The event is designed primarily for people working in health fields: physical educators, physiotherapists, physicians, psychologists, and nutritionists. But the organizers have left the door open to anyone genuinely interested in the subject. That choice reflects a recognition that chronic pain isn't a problem confined to clinical settings—it's woven through communities, families, workplaces. Understanding it better serves everyone.
The timing of this workshop points to a broader shift in how medicine approaches persistent pain. For decades, the field operated on a relatively simple model: find the damage, fix the damage, pain resolves. But chronic pain often persists even when imaging shows no obvious injury, or it emerges long after healing should have occurred. That gap between what scans reveal and what patients feel has forced a reckoning. The nervous system itself, the brain's role in processing and amplifying pain signals, the way movement patterns and fear can lock pain in place—these have become central to understanding why some people recover and others remain stuck.
May 23rd's workshop is a small event in a specific city, but it reflects a larger professional awakening. Health workers are recognizing that they need better tools for listening, better frameworks for understanding, and better grounding in the science of how pain actually works. That shift, from assumption to evidence, from one-size-fits-all to individualized care, is where real change begins.
Citas Notables
Exercise can help manage chronic pain, but treatment must be individualized and grounded in scientific evidence rather than assumptions— Tiago Batschauer, physiotherapist and neuroscience specialist
Many health professionals struggle to understand the pain complaints patients describe, and the workshop aims to bridge that gap in daily care— Caroline Comandolli Maffezzolli, coordinator of ACIBr's Physical Activities Center
La Conversación del Hearth Otra perspectiva de la historia
Why does chronic pain matter so much right now? It's not new.
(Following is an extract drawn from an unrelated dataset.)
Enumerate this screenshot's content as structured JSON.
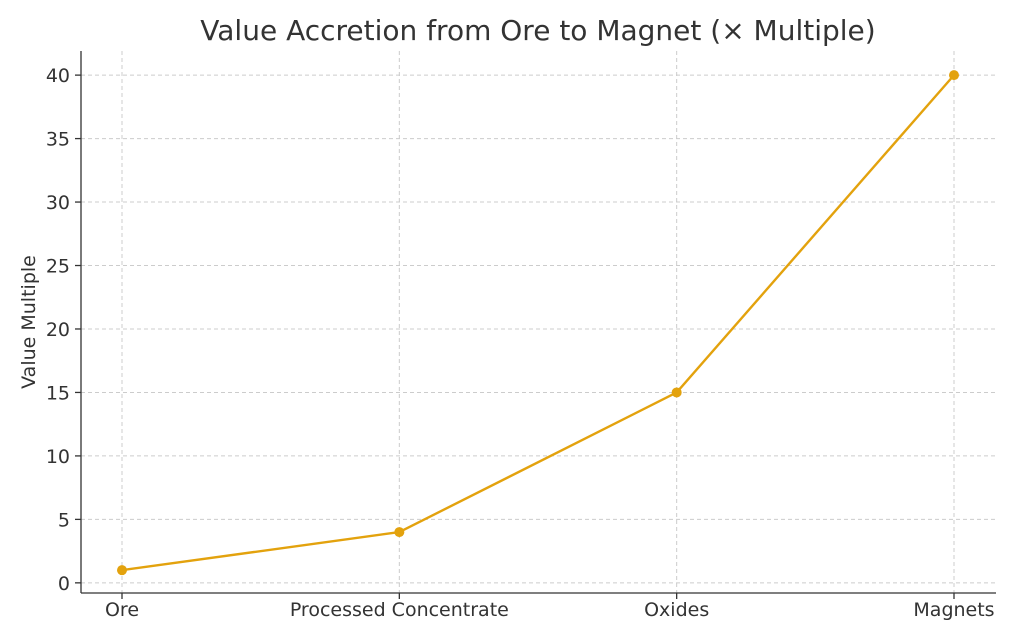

It's new in how we understand it. For years, doctors treated pain as a simple signal—fix the injury, pain stops. But millions of people have pain that won't go away even after healing. That gap forced medicine to look deeper, at the nervous system, at how the brain processes pain. Now we're realizing it's far more complex.
So the workshop is really about teaching professionals to think differently?
Exactly. A patient comes in saying their shoulder hurts, but the scan looks fine. A doctor trained in the old model gets frustrated. A doctor trained in modern pain science asks different questions: How long has this been happening? What makes it better or worse? What's the person afraid of? Those questions change everything.
The source mentions exercise helps, but only if it's individualized. Why can't there be a standard protocol?
Because pain is personal in ways that most medical problems aren't. Two people with identical imaging might respond completely differently to the same exercise. One person needs gentle movement to rebuild confidence in their body. Another needs challenging work to prove the pain isn't a sign of danger. You have to know the person.
What happens if a professional doesn't understand this?
They might push a patient too hard, triggering fear and making pain worse. Or they might be too cautious, reinforcing the idea that the body is fragile. Either way, the patient doesn't improve. The workshop is trying to prevent that—to give professionals a real framework instead of guessing.
Is this just for specialists, or does it matter to regular people?
It matters to everyone. Chronic pain affects how you work, how you rest, how you relate to your own body. If the people treating you understand what's actually happening, your chances of recovery improve dramatically. That's why they opened it to the public.